理科室の中を色々と探しては見たのだが、結局おかしな点は発見出来なかった。

「ココにはいないんじゃないですかぁ?」

若干呆れ気味に、霊の少女が詩祢に問う。

「そんなハズはないんだけどなぁ……」

詩祢は困ったような表情で答えた。

「なあ、さっきから気になってたんだがお前は何なんだ?」

亮太が霊の少女に近付き、問う。

すると、彼女は首を横に振った。

「人に名を聞く時はまず己から……って言うじゃないですか。先に自己紹介して下さいよ」

そう言って彼女はニコリと笑った。

「あ、そう言えば名乗ってませんね」

ピタリと動きを止め、こちらを向いて月乃が言う。

「私、城谷月乃です。一応、霊滅師やってます」

ペコリと月乃が頭を下げる。

「黒沢亮太。見ての通り霊だ」

多少ぶっきらぼうに亮太は名乗った。

そんな二人を見てニコリと着物姿の少女は笑った。

「月乃ちゃんに亮太君ですね……。わかりました。
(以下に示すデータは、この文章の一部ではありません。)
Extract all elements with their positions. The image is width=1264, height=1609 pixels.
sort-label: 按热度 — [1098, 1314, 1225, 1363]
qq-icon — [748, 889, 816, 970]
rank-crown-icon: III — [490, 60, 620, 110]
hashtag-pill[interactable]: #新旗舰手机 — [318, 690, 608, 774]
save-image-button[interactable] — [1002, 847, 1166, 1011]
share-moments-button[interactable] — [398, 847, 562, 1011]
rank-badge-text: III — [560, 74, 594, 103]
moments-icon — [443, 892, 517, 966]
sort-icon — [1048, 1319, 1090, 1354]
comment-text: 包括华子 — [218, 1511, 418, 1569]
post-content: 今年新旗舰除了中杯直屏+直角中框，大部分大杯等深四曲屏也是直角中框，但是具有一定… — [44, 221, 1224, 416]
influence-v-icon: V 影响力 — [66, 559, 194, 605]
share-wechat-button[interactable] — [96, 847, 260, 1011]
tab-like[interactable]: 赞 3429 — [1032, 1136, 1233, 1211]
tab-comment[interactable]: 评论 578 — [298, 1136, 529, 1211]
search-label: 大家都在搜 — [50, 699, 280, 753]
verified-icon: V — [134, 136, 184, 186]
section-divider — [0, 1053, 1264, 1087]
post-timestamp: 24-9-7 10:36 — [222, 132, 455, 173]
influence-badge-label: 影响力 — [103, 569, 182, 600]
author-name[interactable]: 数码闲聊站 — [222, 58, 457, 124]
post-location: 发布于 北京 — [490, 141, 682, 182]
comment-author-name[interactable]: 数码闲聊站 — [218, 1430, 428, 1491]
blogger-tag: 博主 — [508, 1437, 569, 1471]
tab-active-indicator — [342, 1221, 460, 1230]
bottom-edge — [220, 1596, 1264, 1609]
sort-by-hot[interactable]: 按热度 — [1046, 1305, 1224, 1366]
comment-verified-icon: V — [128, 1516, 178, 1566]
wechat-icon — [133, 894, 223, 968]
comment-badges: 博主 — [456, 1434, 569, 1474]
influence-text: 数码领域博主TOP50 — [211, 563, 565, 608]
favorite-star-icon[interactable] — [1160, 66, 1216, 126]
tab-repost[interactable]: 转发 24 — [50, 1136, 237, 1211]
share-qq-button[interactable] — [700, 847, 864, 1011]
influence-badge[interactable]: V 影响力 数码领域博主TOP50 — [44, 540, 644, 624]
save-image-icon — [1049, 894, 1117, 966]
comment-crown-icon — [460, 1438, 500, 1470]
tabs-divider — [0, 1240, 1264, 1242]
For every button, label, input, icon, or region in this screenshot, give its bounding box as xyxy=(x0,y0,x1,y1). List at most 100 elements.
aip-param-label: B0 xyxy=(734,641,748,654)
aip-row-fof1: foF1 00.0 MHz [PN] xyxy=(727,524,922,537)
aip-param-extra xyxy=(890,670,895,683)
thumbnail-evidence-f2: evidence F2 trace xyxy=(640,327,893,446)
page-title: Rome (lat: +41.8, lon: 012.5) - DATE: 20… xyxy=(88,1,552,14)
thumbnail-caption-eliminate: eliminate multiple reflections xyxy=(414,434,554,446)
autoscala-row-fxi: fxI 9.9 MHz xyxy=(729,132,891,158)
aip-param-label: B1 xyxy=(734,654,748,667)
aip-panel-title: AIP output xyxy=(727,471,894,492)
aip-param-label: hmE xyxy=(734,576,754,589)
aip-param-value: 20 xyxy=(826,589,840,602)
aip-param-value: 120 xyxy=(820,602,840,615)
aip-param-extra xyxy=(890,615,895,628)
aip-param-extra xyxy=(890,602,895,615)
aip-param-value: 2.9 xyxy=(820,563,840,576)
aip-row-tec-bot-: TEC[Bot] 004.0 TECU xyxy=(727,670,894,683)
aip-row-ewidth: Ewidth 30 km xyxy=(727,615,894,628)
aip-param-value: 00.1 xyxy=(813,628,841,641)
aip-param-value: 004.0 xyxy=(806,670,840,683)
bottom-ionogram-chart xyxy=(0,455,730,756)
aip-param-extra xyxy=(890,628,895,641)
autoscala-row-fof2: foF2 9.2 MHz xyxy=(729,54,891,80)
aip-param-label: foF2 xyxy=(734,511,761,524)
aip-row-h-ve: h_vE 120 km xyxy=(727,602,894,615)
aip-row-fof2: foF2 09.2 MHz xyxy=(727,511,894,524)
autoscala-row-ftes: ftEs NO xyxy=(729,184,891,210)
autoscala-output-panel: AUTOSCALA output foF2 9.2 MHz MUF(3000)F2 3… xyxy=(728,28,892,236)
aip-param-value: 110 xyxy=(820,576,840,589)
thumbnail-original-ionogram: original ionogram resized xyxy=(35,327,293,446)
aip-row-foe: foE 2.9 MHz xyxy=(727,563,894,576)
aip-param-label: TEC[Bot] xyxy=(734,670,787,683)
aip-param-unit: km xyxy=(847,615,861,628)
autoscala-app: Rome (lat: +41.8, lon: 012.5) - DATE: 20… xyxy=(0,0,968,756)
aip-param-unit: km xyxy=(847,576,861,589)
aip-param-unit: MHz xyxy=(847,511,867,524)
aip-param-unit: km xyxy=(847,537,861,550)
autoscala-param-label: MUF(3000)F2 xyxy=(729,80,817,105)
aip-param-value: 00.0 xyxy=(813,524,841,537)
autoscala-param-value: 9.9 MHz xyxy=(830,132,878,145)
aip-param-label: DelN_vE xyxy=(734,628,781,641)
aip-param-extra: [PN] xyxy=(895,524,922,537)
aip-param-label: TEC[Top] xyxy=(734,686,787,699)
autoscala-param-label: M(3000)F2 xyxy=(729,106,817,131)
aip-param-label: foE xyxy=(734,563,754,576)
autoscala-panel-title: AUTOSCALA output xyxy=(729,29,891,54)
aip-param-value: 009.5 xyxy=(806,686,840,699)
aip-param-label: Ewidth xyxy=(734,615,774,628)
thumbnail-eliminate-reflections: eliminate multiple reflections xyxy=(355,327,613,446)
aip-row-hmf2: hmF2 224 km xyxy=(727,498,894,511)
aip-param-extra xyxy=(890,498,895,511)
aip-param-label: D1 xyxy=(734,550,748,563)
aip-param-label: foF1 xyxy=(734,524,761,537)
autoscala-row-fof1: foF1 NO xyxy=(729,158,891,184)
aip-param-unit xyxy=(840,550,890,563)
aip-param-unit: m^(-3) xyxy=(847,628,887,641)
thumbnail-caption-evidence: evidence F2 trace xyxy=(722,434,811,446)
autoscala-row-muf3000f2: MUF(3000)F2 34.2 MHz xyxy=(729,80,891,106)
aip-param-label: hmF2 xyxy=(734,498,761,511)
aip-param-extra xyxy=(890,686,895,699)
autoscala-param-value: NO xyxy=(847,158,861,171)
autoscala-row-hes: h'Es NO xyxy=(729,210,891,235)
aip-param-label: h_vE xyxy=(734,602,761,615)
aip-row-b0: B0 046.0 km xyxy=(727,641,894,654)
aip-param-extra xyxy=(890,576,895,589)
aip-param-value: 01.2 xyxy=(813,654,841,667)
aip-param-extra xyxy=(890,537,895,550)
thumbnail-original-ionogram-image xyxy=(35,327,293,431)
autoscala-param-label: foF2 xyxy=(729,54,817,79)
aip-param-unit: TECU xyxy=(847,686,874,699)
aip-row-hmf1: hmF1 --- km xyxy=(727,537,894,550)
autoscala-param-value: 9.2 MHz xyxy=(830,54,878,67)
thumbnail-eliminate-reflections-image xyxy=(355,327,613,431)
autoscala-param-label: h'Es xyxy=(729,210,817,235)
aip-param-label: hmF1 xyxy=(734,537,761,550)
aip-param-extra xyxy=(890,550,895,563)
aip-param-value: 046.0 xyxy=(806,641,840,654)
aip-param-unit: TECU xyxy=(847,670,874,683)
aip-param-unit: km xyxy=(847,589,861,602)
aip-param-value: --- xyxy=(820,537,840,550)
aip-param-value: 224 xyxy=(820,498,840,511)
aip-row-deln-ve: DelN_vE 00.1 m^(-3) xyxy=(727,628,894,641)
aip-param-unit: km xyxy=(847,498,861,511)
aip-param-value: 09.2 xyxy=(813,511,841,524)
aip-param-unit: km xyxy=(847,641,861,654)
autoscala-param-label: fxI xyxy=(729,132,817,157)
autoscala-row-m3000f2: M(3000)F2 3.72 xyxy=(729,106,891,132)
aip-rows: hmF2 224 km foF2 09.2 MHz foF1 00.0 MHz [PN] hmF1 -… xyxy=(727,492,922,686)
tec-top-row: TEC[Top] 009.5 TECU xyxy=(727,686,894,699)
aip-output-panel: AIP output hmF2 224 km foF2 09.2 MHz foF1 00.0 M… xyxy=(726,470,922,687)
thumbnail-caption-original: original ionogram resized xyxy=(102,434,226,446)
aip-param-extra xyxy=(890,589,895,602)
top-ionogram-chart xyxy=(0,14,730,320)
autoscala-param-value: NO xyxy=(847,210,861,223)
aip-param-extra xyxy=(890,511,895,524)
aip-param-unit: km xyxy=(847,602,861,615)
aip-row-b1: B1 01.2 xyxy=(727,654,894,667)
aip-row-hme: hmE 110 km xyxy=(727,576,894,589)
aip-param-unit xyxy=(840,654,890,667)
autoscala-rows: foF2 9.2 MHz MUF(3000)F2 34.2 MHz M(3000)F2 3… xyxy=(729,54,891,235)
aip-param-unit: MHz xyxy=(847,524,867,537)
私は菊、亮太君と一緒で霊でーす」

菊と名乗った彼女の高いテンションに二人は若干戸惑った。

「はいはい。自己紹介が終わったなら探索続けましょ。私は、もう名乗ったから良いわよね」

パンパンと手を叩く詩祢に促され、一同は再度探索を始めた。

が、一向に何かが見つかる気配はなく、本当にこの部屋にいるのか疑わしくなってきた。

「詩祢さん、本当にココなんですか?」

月乃が問うと、やはり詩祢は困ったような表情になる。

「確かココだったと思うんだけどな……」

そう言いつつ、詩祢は隣の準備室へと続くドアへと近づく。

詩祢に続いて、亮太達三人もドアへと近づく。

「もしかしたら……こっちかも」

ガチャリと。詩祢はドアを開けた。

「――――ッ!」

不意に鼻をつく異臭。

肉体のない亮太と菊には感じ取れないハズなのだが、亮太も菊も鼻を押さえている。

「菊達が反応するってことは……」

「霊が出した異臭ってことですよね……」

詩祢を先頭に、ゆっくりと中へ入る。

進めば進むほど異臭は強くなる。

「……やあ」

「「ッ!?」」

不意に聞こえた声に、全員の表情が驚愕に歪む。

準備室の奥に、一人の男が立っていた。

「来ないのかと思ってたよ」

男は、こちらを見るとニヤリと笑った。